Taylor imagines a two-dimensional moral space. The horizontal gives you a "point of resolution, the fair award." (p. 706) The vertical hopes to rise higher, to reestablish trust, "to overcome fear by offering oneself to it; responding with love and forgiveness, thereby tapping a source of goodness, and healing" (p. 708) and forgoing the satisfaction of moral victory over evil in sacred violence, religious or secular.

Taylor examines the Unquiet Frontiers of Modernity, how we follow the Romantic search for fullness, yet seem to respond still to our religious heritage. We replace the old "higher time" with autobiography, history, and commemoration.
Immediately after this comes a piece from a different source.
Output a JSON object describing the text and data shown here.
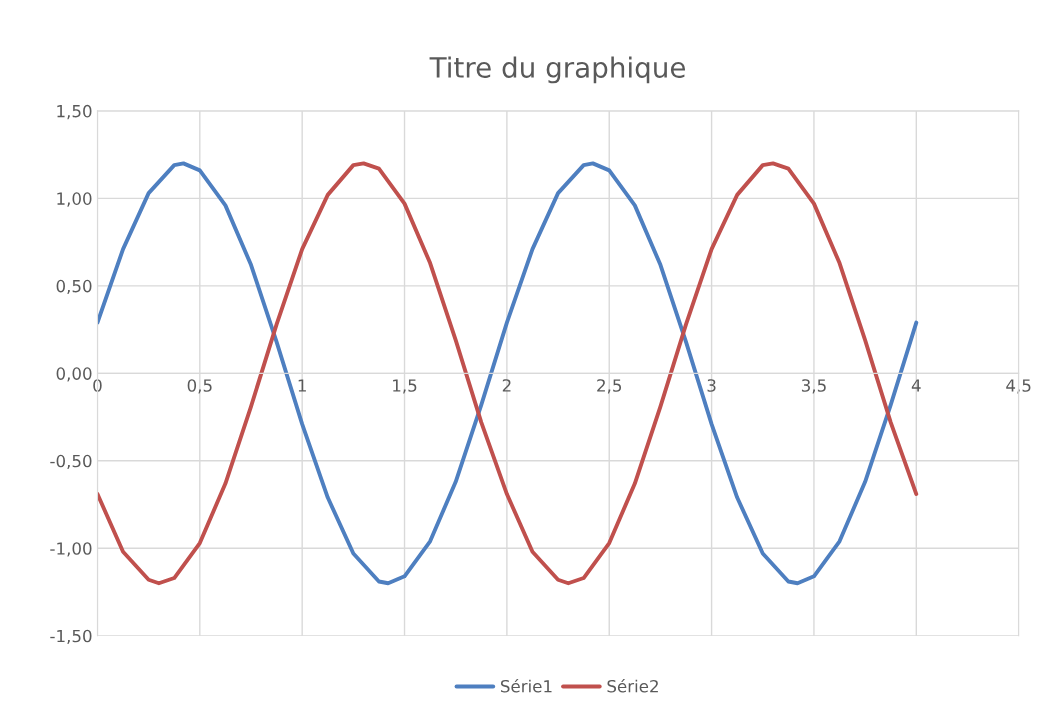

Many moderns are uncomfortable with death, "the giving up of everything." (p. 725)

"Our age is very far from settling into a comfortable unbelief." (p. 727) "The secular age is schizophrenic, or better, deeply cross-pressured." (p. 727) Against unbelief, Taylor presents a selection of recent spiritual conversions or "epiphanic" experiences in Catholic artists and writers, including Václav Havel, Ivan Illich, Charles Péguy, and Gerard Manley Hopkins. The path to the future is a rich variety of paths to God in a unity of the church and a new approach to the question of the sexual/sensual. The disciplined, disengaged secular world is challenged by a return to the body in Pentecostalism. There is a "profound interpenetration of eros and the spiritual life." (p. 767) "[I]n our religious lives we are responding to a transcendent reality." (p. 768) Our seeking for "fullness" is our response to it.
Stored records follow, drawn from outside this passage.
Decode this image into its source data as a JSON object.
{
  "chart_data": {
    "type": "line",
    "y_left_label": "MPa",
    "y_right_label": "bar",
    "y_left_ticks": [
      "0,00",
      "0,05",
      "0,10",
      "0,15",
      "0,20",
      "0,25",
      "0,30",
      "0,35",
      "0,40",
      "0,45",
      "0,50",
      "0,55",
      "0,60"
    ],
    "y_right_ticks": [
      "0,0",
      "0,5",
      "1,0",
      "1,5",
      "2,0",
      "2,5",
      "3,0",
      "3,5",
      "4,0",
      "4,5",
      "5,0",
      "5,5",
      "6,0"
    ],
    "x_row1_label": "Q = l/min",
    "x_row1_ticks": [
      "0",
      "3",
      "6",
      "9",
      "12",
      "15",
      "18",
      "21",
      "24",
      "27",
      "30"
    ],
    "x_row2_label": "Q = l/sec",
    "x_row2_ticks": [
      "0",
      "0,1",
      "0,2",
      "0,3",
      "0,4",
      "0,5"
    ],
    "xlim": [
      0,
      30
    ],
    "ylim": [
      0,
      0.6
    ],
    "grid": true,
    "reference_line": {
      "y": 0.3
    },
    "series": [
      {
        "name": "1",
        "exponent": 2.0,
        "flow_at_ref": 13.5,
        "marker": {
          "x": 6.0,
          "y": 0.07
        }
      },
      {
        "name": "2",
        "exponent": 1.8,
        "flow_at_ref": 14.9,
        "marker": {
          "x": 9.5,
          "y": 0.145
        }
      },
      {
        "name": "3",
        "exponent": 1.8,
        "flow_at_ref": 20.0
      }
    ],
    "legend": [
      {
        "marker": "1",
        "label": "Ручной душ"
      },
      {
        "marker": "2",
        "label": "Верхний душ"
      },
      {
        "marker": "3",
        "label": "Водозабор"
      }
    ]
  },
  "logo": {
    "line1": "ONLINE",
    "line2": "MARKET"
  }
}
Secular belief is a shutting out. "The door is barred against further discovery." (p. 769) But in the secular "'waste land'... young people will begin again to explore beyond the boundaries." (p. 770) It will, Taylor believes, involve a move away from "excarnation", the disembodying of spiritual life, and from homogenization in a single principle, to celebrate the "integrity of different ways of life." (p. 772)
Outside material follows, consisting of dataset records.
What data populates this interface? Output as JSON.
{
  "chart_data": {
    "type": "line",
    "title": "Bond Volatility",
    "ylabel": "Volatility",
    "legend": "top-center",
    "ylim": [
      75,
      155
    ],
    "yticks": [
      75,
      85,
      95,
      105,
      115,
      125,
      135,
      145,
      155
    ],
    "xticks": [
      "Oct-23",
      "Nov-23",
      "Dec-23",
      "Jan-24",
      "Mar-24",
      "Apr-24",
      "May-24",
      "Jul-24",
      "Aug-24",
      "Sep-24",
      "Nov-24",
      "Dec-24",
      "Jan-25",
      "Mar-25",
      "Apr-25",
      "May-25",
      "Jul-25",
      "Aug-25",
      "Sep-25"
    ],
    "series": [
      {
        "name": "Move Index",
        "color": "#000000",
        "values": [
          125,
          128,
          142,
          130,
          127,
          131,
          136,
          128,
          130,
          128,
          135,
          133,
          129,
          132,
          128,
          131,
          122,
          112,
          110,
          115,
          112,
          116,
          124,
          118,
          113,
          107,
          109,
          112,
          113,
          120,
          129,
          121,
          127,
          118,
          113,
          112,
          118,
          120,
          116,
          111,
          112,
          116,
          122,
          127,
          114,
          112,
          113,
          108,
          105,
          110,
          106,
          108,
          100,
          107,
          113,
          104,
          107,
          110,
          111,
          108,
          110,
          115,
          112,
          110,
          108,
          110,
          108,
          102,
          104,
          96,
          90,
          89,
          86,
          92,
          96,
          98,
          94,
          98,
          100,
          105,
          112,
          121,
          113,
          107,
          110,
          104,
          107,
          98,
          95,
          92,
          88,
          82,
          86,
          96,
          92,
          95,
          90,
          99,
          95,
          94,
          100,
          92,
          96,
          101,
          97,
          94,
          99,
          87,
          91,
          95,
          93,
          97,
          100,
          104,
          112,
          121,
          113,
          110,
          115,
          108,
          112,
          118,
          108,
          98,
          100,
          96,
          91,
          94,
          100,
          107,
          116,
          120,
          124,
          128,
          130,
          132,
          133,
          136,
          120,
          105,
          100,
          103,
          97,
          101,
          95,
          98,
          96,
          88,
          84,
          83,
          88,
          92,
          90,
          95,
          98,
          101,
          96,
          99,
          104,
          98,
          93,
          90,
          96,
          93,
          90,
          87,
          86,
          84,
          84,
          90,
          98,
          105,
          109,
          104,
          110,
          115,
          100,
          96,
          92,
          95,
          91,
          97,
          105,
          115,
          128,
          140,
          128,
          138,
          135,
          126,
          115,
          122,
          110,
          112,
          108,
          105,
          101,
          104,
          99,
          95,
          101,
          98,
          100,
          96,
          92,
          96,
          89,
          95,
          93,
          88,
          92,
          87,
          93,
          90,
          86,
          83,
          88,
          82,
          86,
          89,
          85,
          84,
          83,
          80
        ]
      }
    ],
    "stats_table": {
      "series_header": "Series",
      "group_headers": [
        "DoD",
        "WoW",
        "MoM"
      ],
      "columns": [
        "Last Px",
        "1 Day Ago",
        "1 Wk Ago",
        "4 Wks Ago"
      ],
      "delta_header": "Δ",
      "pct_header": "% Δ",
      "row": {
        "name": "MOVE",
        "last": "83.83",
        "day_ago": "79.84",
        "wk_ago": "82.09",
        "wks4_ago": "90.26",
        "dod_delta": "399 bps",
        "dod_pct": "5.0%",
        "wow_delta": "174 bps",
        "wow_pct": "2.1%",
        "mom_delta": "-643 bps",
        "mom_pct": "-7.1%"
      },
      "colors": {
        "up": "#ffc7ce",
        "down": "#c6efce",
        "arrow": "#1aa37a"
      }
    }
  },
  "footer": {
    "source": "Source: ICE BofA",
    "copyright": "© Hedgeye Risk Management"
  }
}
===Epilogue: The Many Stories===
In a brief afterword, Taylor links his narrative to similar efforts by e.g., John Milbank and the radical orthodoxy movement, while also elucidating the distinctiveness of his own approach. He calls the tale told by radical orthodoxy thinkers the "Intellectual Deviation" story, which focuses on "changes in theoretical understanding, mainly among learned and related élites," (p. 774) whereas the story he relates, which he names the "Reform Master Narrative," is more concerned with how secularity "emerges as a mass phenomenon." (p. 775) Both these stories are complementary, "exploring different sides of the same mountain." (p. 775) In his review of the book, Milbank agreed that Taylor's thesis "...is more fundamental... because the most determining processes are fusions of ideas and practices, not ideas in isolation.

==Criticism==

Charles Larmore was critical of A Secular Age in its approach, especially with it having too many references to Catholic theologians and a noticeable absence of Protestant figures (see section I paragraph 7 within the cited article). Larmore also sees A Secular Age offering nothing new and is simply an extension of Max Weber's work on secularization theory (Section II, paragraph 1) with Weber and Taylor having differences that may be attributable to Weber being "a lapsed Protestant" and Taylor being "an ardent Catholic" (section II, paragraph 2). Larmore feels Taylor, in his book, may have an adequate basis for jumping to metaphysical or religious conclusions concerning the understanding of a secular view of the world, but to do so is "precisely what we ought not to do" (Section II, paragraph 5). Larmore disagrees with Taylor's insistence that people, having adequate information, should take a stance on God's presence throughout the world (Section II, paragraph 7). In Larmore's opinion, Taylor is wrong in not recognizing that "We have never been, and we will never be, at one with ourselves" and, therefore, should not jump to conclusions that are based on faith - which Larmore believes Taylor did in his book (Section II, paragraph 12).

==Reviews==
A Secular Age has been reviewed in newspapers such as The New York Times and The Guardian, magazines such as The New Republic and The American Prospect, and professional journals such as Intellectual History Review, Political Theory, Implicit Religion, and European Journal of Sociology.